The sentences were less than half of the 30-month prison sentence that St-Cyr’s co-worker Joshua VanDyk received in an earlier sentencing in September.
St-Cyr’s lawyers asserted St-Cyr was “at most equally culpable to Mr. VanDyk,” arguing that VanDyk was initially contacted by an undercover IRS agent when he worked with another firm in the Cayman Islands. St-Cyr had only met with undercover investigators at a later stage to close the deal, documents filed by the defense stated.
They further claimed that St-Cyr was a 66 percent owner of Clover Asset Management, with the remainder held by Cayman firm Delta Group, and VanDyk had an option to buy half of St-Cyr’s ownership share for $1. Because St-Cyr had received the same compensation as VanDyk from Clover, his lawyers had asked the court to follow the same reasoning as in the VanDyk sentencing.
In the defendant’s position on the sentencing, attorneys for St-Cyr said once he is released “his punishment will have just begun” because he will no longer be permitted to work in the financial industry or contribute to financial publications.

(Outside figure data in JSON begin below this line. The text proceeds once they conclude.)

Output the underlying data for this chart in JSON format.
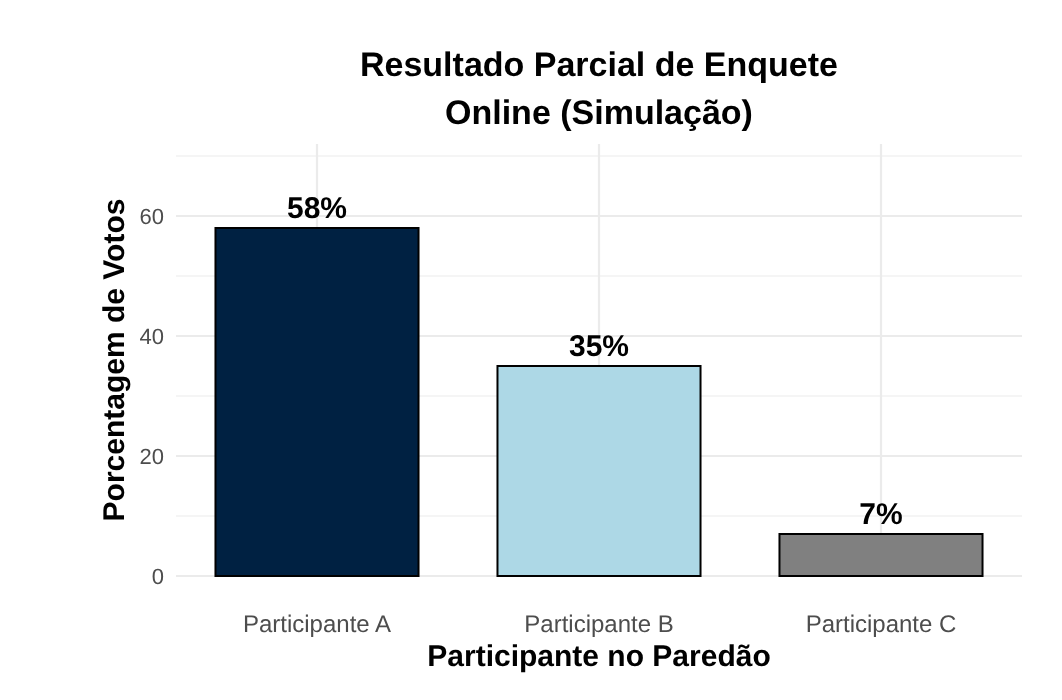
{
  "chart_data": {
    "type": "bar",
    "title": "Resultado Parcial de Enquete Online (Simulação)",
    "xlabel": "Participante no Paredão",
    "ylabel": "Porcentagem de Votos",
    "categories": [
      "Participante A",
      "Participante B",
      "Participante C"
    ],
    "values": [
      58,
      35,
      7
    ],
    "colors": [
      "#002142",
      "#add8e6",
      "#808080"
    ],
    "value_labels": [
      "58%",
      "35%",
      "7%"
    ],
    "ylim": [
      0,
      72
    ],
    "yticks": [
      0,
      {
        "value": 10,
        "label": null
      },
      20,
      {
        "value": 30,
        "label": null
      },
      40,
      {
        "value": 50,
        "label": null
      },
      60,
      {
        "value": 70,
        "label": null
      }
    ],
    "grid": true
  }
}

Under Cayman law, he will also not be allowed to return to the Cayman Islands. As a result, his family is forced to sell their home in Cayman and move back to Canada. The document further said St-Cyr would have to rebuild his life from scratch, including his private life as his wife had recently filed for divorce.
Poulin, at the time a partner with Turks and Caicos law firm Bishop’s Legal, served as an intermediary in the transactions by setting up an entity named Zero Exposure Inc. and by functioning as a director on behalf of the U.S. investigators, whose affiliation with the offshore corporation would not be identified.
In an initial test run, US$200,000 were sent from the U.S. to Poulin’s escrow account in the Turks and Caicos and then sent on from the law firm’s trust account to Clover in the Cayman Islands disguised as the funds of the offshore corporation.
Court documents filed by prosecutors state Poulin proposed several structures to undercover investigators to make it difficult to identify the true owners of the funds. Among others, he allegedly recommended the layering of structures across different countries by establishing a foundation in country A, a corporation in country B and an investment account in country C, as well as the use of nominee board members, nominee directors and nominee shareholders.
According to transcripts of meetings with undercover investigators, he also discussed the use of his attorney confidentiality privileges as a shield, saying that in the past he had only one anti-money laundering request from the U.S. and one tax information exchange agreement request from Canada which “went away” when he claimed attorney-client privilege.
Poulin’s sentence was also substantially lower than the 31 months imprisonment suggested by the prosecution and his own defense counsel. In a sentencing position, his lawyer noted that Poulin has been disbarred in Turks and Caicos and Canada and his law license in Quebec has been suspended. He has also filed for personal bankruptcy in July 2014.
When contacted by the Cayman Compass about what has happened to Clover Asset Management and its investors’ funds, the Cayman Islands Monetary Authority said it is unable to comment at this time.